Producer Prices: Modestly Higher Again
March 14, 2017
Bottom Line: Producer inflation rose in February. The "Finished Goods PPI", formerly headline PPI, is now 3.9% higher than a year ago. Core prices rose moderately, more than expected, but decelerated moderately on a year-over-year basis. Overall inflationary pressures at the producer level continue to be impacted by base effects from oil (oil prices bottomed almost exactly a year ago) but remain modest at the core level.
The PPI ROSE by 0.3% in February, compared with market expectations for an increase of 0.1%. Year-over-year producer inflation peaked in June 2011 at 4.44%, then fell due to energy price declines and is now moving higher as oil prices bottomed roughly a year ago. Overall producer prices are 2.2% ABOVE the year ago level.

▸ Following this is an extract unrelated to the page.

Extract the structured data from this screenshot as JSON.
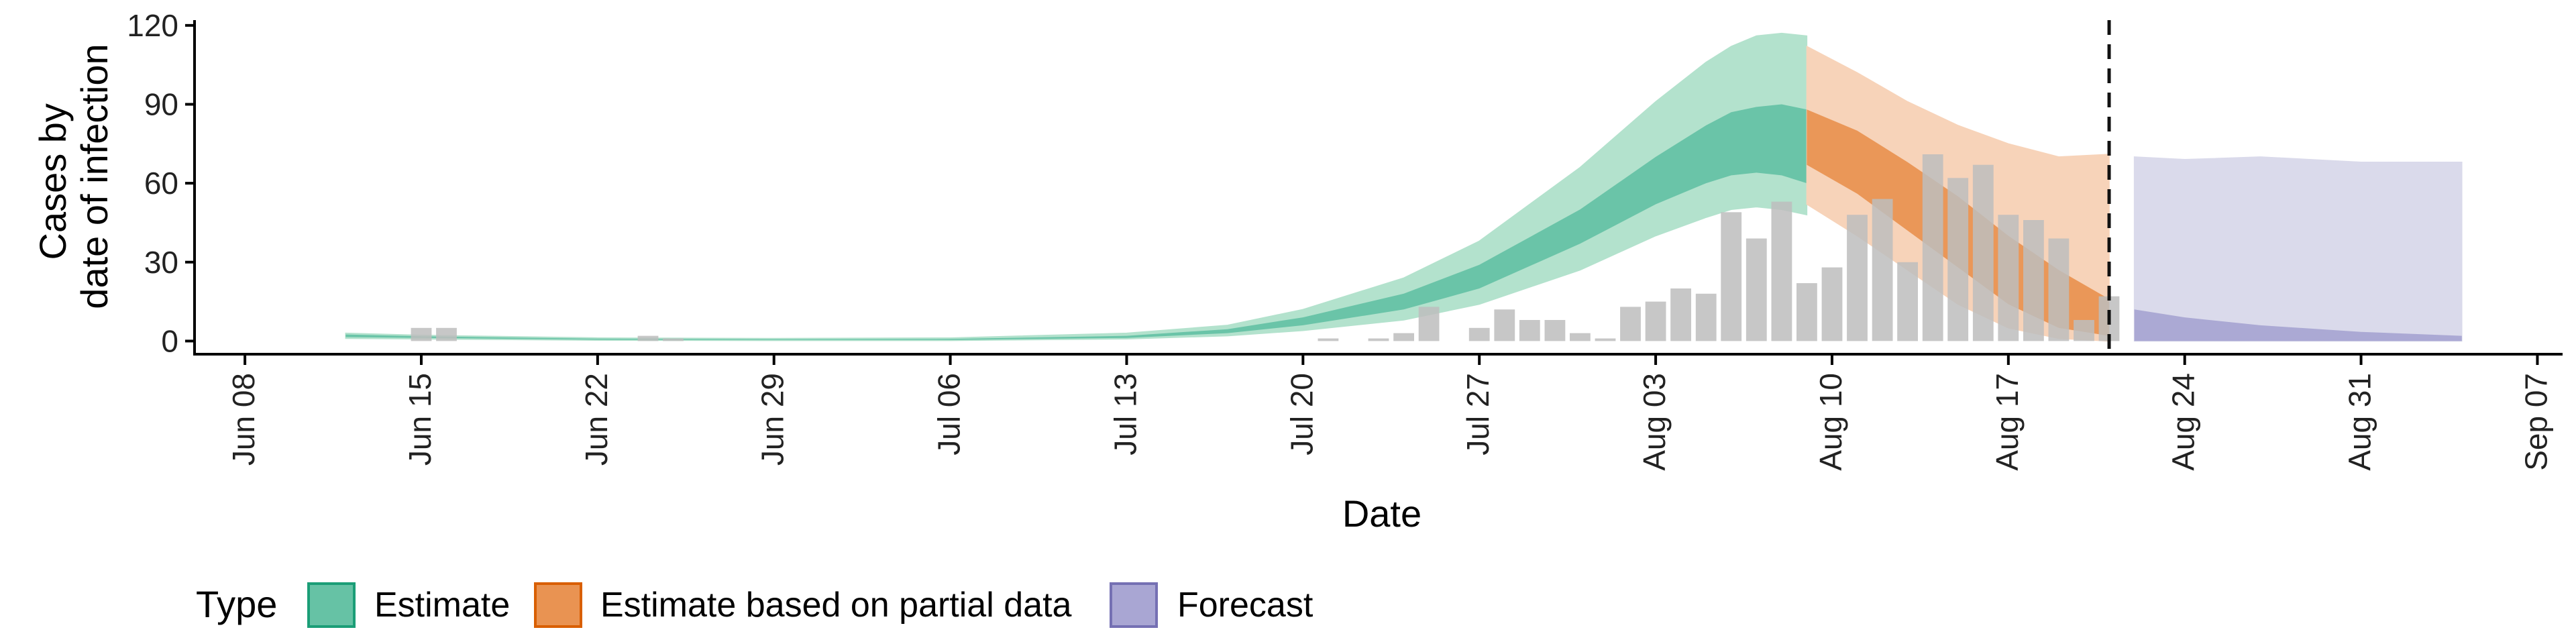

The Goods PPI ROSE by 0.3% in February and is now 4.0% ABOVE its year ago level. Food prices rose by 0.3% but are now 1.8% BELOW their year ago level. Meanwhile energy prices rose by 0.6%. and are now 19.8% ABOVE their year ago level. The Goods PPI less food and energy ROSE by 0.1%, and is now 2.0% ABOVE its year ago level.
The Services PPI ROSE by 0.4% in February and is now 1.3% ABOVE its year ago level.
The Core PPI ROSE by 0.3%, compared with market expectations for a increase of 0.2%. Core producer prices are now 1.5% ABOVE their year ago level.